Menus in specialty coffee shops are a total catch-22. On the one hand, they are simple and limited to about ten to fifteen items. On the other hand, those ten to fifteen items look mostly foreign to people who are unfamiliar with the specialty coffee world. So, how is this problem remedied? Look to a barista for guidance. Develop a partnership with them about the menu, even if it’s only for a moment. Don’t be afraid to badger them with questions. Baristas love to talk about coffee! Some career baristas have even undergone courses and training to reach a status that is comparable to that of a sommelier. The more you communicate with baristas about the menu, the more likely you are to find a coffee you like.

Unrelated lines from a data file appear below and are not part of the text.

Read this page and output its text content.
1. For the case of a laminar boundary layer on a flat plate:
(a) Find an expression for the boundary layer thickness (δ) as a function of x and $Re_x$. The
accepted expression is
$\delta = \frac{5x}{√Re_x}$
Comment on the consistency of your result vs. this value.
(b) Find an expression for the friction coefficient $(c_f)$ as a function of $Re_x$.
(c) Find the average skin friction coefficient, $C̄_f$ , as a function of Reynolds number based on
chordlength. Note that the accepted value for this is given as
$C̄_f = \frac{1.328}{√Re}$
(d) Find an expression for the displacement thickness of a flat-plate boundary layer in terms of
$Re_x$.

As you kick off this craft-coffee expedition, feel free to start with crazy offerings like single-origin espressos and Gesha pour-overs. However, odds are that your pallet won’t make heads or tails of what you are tasting. It takes time for your pallet to acclimate to the nuance found in well-roasted and well-brewed coffee. In your new-formed partnership with the baristas behind the bar, work on finding a drink that is similar to what you are used to like a black coffee with cream, vanilla latté, or a cappuccino. Take small steps toward the extreme side of specialty coffee. There’s no need to rush. But, if you want to streamline your pallet training, cut out foods that contain a lot of high fructose corn syrup and pay attention to the relationship that flavors have with one another. If you happen to not like your drink, or it doesn’t seem quite right to you, let the baristas know. They will do what they can to accommodate you!
The Bottom Line:
The majority of the world gets on with their lives not knowing the difference between a cappuccino and a flat white. However, I urge you to give specialty coffee a chance. People who work in specialty coffee have been thoughtful to curate an experience that revolves around their clientele and products. Industry professionals know there is Joy, balance, and better understanding found in the cups of coffee that they make and in the conversations had around them. So, the invitation to join the specialty coffee world is open and we look forward to seeing you there!